Iland: The five myths of GDPR

Frank Krieger, vice president, Governance, Risk and Compliance at iland discusses the top five myths around management of data that GDPR effectively busted.

This month marks the first anniversary of the General Data Protection Regulation (GDPR), and early numbers make clear that its implementation has been a success as a breach notification law.

As such, GDPR has affected multiple aspects of a business. It has created increased requirements for businesses to deal with issues such as security, compliance, data ownership, training and data management.

The new regulation will require, for many of businesses, a fundamental change to their internal processes and ongoing focus on compliance. 

There are several myths around who manages data inside an organisation which have been challenged as a result of GDPR regulations.

From the shift from an IT-centric to a business process owner model, to educating internal teams and reviewing tools, here are the top five myths around management of data that GDPR effectively busted.

1. Data management is an IT function 

Data management used to be solely an IT function but, since GDPR came into force, organisations have been increasingly realising the criticality and value of their data assets.

This is why the data management function has become a business and IT function. It requires a full commitment by every organisation to build data protection into its culture and all aspects of its operations, from support through accounting to product development.

The GDPR is not specific to just IT, it must permeate all aspects of the organisation to ensure a culture of data privacy is built.

2. Business organisations have always been familiar with data management

Since the new regulation made data management a business, not just an IT, concern, awareness around GDPR needed to be expanded to different departments in an organisation.

Many parts of business organisations were not familiar with data management and had to be trained and managed around the issue.

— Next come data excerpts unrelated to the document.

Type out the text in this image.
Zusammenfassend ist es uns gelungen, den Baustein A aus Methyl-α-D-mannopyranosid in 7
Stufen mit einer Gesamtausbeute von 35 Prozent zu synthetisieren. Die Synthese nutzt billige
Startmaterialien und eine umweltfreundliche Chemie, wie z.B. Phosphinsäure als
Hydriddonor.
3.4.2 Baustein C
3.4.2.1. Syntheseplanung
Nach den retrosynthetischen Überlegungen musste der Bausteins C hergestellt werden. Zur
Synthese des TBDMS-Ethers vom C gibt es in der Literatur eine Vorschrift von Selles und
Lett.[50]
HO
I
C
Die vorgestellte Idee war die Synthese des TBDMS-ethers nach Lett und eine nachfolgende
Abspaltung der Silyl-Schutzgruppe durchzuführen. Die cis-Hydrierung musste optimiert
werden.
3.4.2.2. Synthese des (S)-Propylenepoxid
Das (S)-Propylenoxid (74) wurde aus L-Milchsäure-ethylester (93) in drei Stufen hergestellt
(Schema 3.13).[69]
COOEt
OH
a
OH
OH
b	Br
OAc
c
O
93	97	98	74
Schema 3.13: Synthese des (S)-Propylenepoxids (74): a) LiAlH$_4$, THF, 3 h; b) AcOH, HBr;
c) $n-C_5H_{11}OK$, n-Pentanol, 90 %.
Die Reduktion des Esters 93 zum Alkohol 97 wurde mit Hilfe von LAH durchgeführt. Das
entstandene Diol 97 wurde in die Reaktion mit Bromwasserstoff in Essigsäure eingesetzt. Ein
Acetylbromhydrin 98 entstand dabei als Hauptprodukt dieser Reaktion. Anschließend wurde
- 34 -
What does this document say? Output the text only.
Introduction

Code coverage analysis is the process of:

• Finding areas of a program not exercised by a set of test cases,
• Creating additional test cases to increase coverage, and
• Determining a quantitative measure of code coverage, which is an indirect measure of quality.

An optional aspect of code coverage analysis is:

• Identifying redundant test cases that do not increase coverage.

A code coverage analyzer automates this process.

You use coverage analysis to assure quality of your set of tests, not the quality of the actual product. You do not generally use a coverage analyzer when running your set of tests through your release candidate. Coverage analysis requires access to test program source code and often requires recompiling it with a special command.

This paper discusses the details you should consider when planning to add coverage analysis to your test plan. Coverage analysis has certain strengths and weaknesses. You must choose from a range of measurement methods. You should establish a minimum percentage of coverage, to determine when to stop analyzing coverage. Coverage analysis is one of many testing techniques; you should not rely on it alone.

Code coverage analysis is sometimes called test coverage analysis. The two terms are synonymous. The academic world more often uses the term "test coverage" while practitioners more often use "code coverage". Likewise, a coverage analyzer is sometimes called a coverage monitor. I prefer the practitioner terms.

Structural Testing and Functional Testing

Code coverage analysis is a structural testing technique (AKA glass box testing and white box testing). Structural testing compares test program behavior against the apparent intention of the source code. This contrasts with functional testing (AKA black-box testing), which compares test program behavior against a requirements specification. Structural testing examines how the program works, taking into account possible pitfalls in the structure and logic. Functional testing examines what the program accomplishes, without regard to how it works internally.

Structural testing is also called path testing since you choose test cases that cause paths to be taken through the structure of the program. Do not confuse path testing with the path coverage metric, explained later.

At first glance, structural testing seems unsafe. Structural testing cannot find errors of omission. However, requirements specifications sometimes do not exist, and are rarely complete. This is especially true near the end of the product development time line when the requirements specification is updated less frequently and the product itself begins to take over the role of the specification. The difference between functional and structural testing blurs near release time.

However, a recent paper by Osterman Research showed that only 42% of organisations have trained their employees around data management and GDPR, meaning that 58% left their employees in the dark.

3. All departments understand how to manage and control data

As mentioned above, data management used to be exclusively an IT function and IT teams had a good understanding of the way data should be managed and controlled.

Those in business functions tended to accumulate data and lacked access control, putting that data at risk.

Today, the responsibility for compliance is shared across the different functions. Non-IT employees cannot simply close their eyes to the risks they take when handling their company’s data.

Raising awareness is crucial to prevent data breaches and impacts on the organisation’s finances and reputation.

4. GDPR isn’t relevant for everyone 

Departments have been affected in different ways and to different degrees: some have been living and breathing the regulation for several years, for others it may be new.

But being data protection-aware is no longer optional, it’s critical and regulated. An ongoing continuous programme of education – from induction through regular refresher sessions – is essential.

This helps make data awareness relevant for everyone from the Chairman of the Board to the customer service team and beyond.

5. Data protection stops at the organisation’s perimeter

Suddenly, businesses realised that they were responsible not just for their own data protection compliance, but that of all the links in their supply chain.

Cloud computing is a case in point where IT and business managers realised that their CSP needed to be just as compliant as they were in order to avoid a huge security gap.

From client-supplier, the relationship shifted to that of a collaborative security partnership as the degree of trust and diligence needed between parties escalated.

From myth to reality

Overall, the understanding of the value and risks around personal data had to be propagated through organisations and actively monitored.

GDPR didn’t act as a reminder of what ought to be done, but instead as a proper new regulation. It has changed how organisations collect and manage data and personal information, busting the myth that data management lived in the IT department silo and making it relevant for everyone.

That has required extensive investment in people and tools to oversee, and a re-evaluation of business relationships with suppliers and customers alike.